Wednesday, February 29, 2012

Lover lover

One of my more embarrassing hobbies is following (OK, obsessing over) famous relationships. Many a conversation has started with me saying, “You’re going to die when you find out who he’s married to…” I know, I know, it’s kind of a waste of time and usually pretty depressing as hobbies go, but it floats my boat to think of celebrities as real people. I WANT them to be real people, and the act of falling in love humanizes them in my eyes. It makes me fantasize about the banalities of their lives (What does Brangelina have for breakfast?) Plus there are so many wack-tacular pairings that make you think. I like when something makes me go, “Hmmm.” 

Like the fact that Shmoopy is married to George Stephanopolous. How does that even happen (actually I kind of know how it happened, because Ali Wentworth apparently grew up in Washington DC. So she probably impressed G-Steph with her political prowess. Or he loved In Living Color. What the hell do I know?)

Or Joanna Newsom and Andy Samberg. This one really gets me excited, because Joanna is my patron saint. She comes across as very scholarly and very much an anachronism. There’s a primness about her, and I like to think of her sitting around with Samberg and the Lonely Islands crew while they write modern classics “Dick in a Box.” I wonder if she’s ever picked out the melody for “Mother Lover” on her harp. 

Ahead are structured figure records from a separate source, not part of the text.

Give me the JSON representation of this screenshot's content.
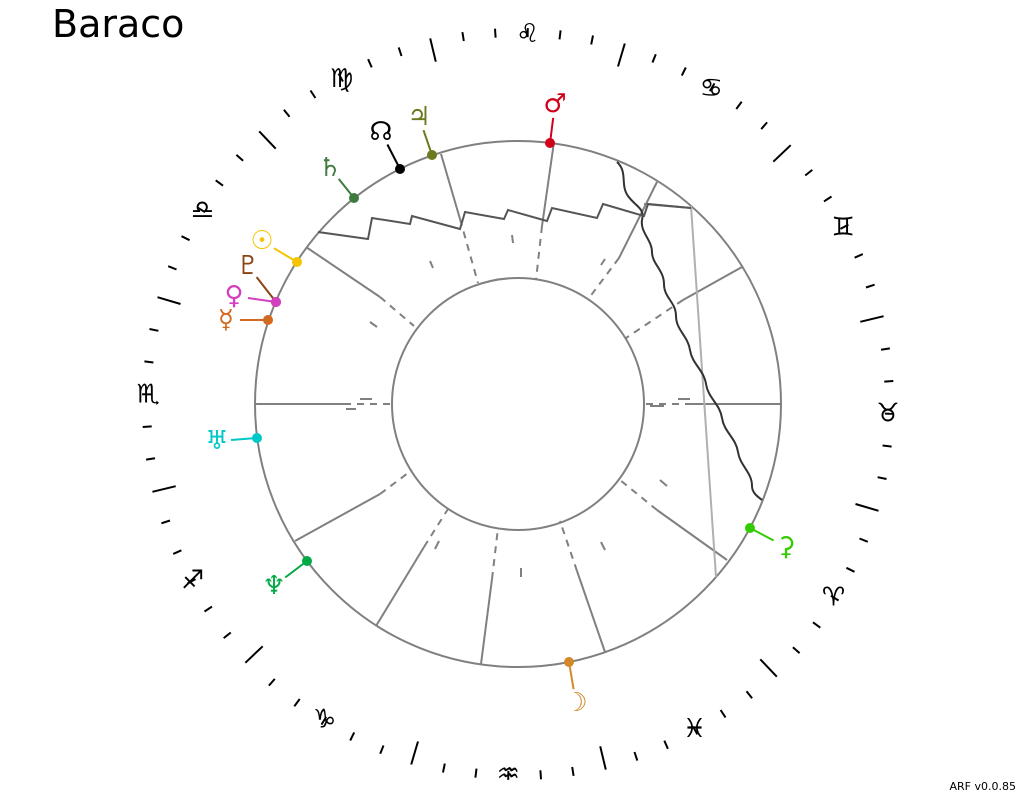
{
  "title": "Baraco",
  "version": "ARF v0.0.85",
  "signs": [
    {
      "name": "Aries",
      "glyph": "♈"
    },
    {
      "name": "Taurus",
      "glyph": "♉"
    },
    {
      "name": "Gemini",
      "glyph": "♊"
    },
    {
      "name": "Cancer",
      "glyph": "♋"
    },
    {
      "name": "Leo",
      "glyph": "♌"
    },
    {
      "name": "Virgo",
      "glyph": "♍"
    },
    {
      "name": "Libra",
      "glyph": "♎"
    },
    {
      "name": "Scorpio",
      "glyph": "♏"
    },
    {
      "name": "Sagittarius",
      "glyph": "♐"
    },
    {
      "name": "Capricorn",
      "glyph": "♑"
    },
    {
      "name": "Aquarius",
      "glyph": "♒"
    },
    {
      "name": "Pisces",
      "glyph": "♓"
    }
  ],
  "bodies": [
    {
      "name": "mars",
      "glyph": "♂",
      "color": "#d0021b"
    },
    {
      "name": "jupiter",
      "glyph": "♃",
      "color": "#6b7a1e"
    },
    {
      "name": "north-node",
      "glyph": "☊",
      "color": "#000000"
    },
    {
      "name": "saturn",
      "glyph": "♄",
      "color": "#3f7a3f"
    },
    {
      "name": "sun",
      "glyph": "☉",
      "color": "#f5c400"
    },
    {
      "name": "pluto",
      "glyph": "♇",
      "color": "#8b4513"
    },
    {
      "name": "venus",
      "glyph": "♀",
      "color": "#d43fbf"
    },
    {
      "name": "mercury",
      "glyph": "☿",
      "color": "#d2691e"
    },
    {
      "name": "uranus",
      "glyph": "♅",
      "color": "#00c8c8"
    },
    {
      "name": "neptune",
      "glyph": "♆",
      "color": "#00aa44"
    },
    {
      "name": "moon",
      "glyph": "☽",
      "color": "#d4882a"
    },
    {
      "name": "ceres",
      "glyph": "⚳",
      "color": "#33cc00"
    }
  ]
}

See, isn’t this a fun game? 

And these are just current couples. Dig into the archives for head-scratchers such as Will Arnett and Penelope Ann Miller. (WHAT? I don’t get it.)

Honorable mention, of course, goes to the crazy awesome couple pictured. I don't know how Nick Offerman and Megan Mullally got together but I'd like to thank THE UNIVERSE for that.

Friday, February 24, 2012

Real Talk

It’s weird what sticks with you. When I was pretty young (say nine or ten-ish) my next door neighbors, who were like surrogate grandparents to us, gave me a book about hygeine, comportment and femininity for girls. Who the heck knows where it came from, because their daughter was already grown and having sons of her own, but it seemed to be some sort of hand-me-down. Teen Girl Talk (the great site awfullibrarybooks.com has a feature on it, here http://awfullibrarybooks.net/?p=7499) was filled with all sorts of frightening tips.  At the time, I remember thinking it was already pretty out-dated*, and I’ve never been the girliest-girl in the world, but for some reason I lived and died by its advice. 

I tried the 1000 calorie per day diet plan (great for growing kids!) and did the ankle exercises until they were throbbing (and still chubby.)  I even kept my eyes open when washing my face because, “eyes need washing, too.” But what I remember most is its recommendations on body measurements, and how you should be able to fit your hands around your waist. Is anyone actually able to do this? Make a circle with the fingers of both hands in front of you right now. Does that look like the circumference of a healthy waist? No. Maybe back when whalebones were a popular fashion accessory, but certainly not now. Lord knows I couldn’t do it at age 10 and I couldn’t do it at age 20 when I started working out and dieting like a madwoman. Is that not insane? Even as an adult I catch myself wrapping my fingers around my waist trying to gauge just how long my damn fingers would need to be to reach each other. Even though I know – and knew as a kid – that it’s a completely unrealistic goal. 

There’s not much of a point to this, except to say that we spend our adult lives trying to get out from under the negative things we learned and experienced as kids. If I have a female child in the future I’ll make sure to tell her that her waist is great just the way it is and that eyeballs don’t need washing.

*Further research has uncovered that it was published in 1981, but, gosh, it seemed like something from the 30s.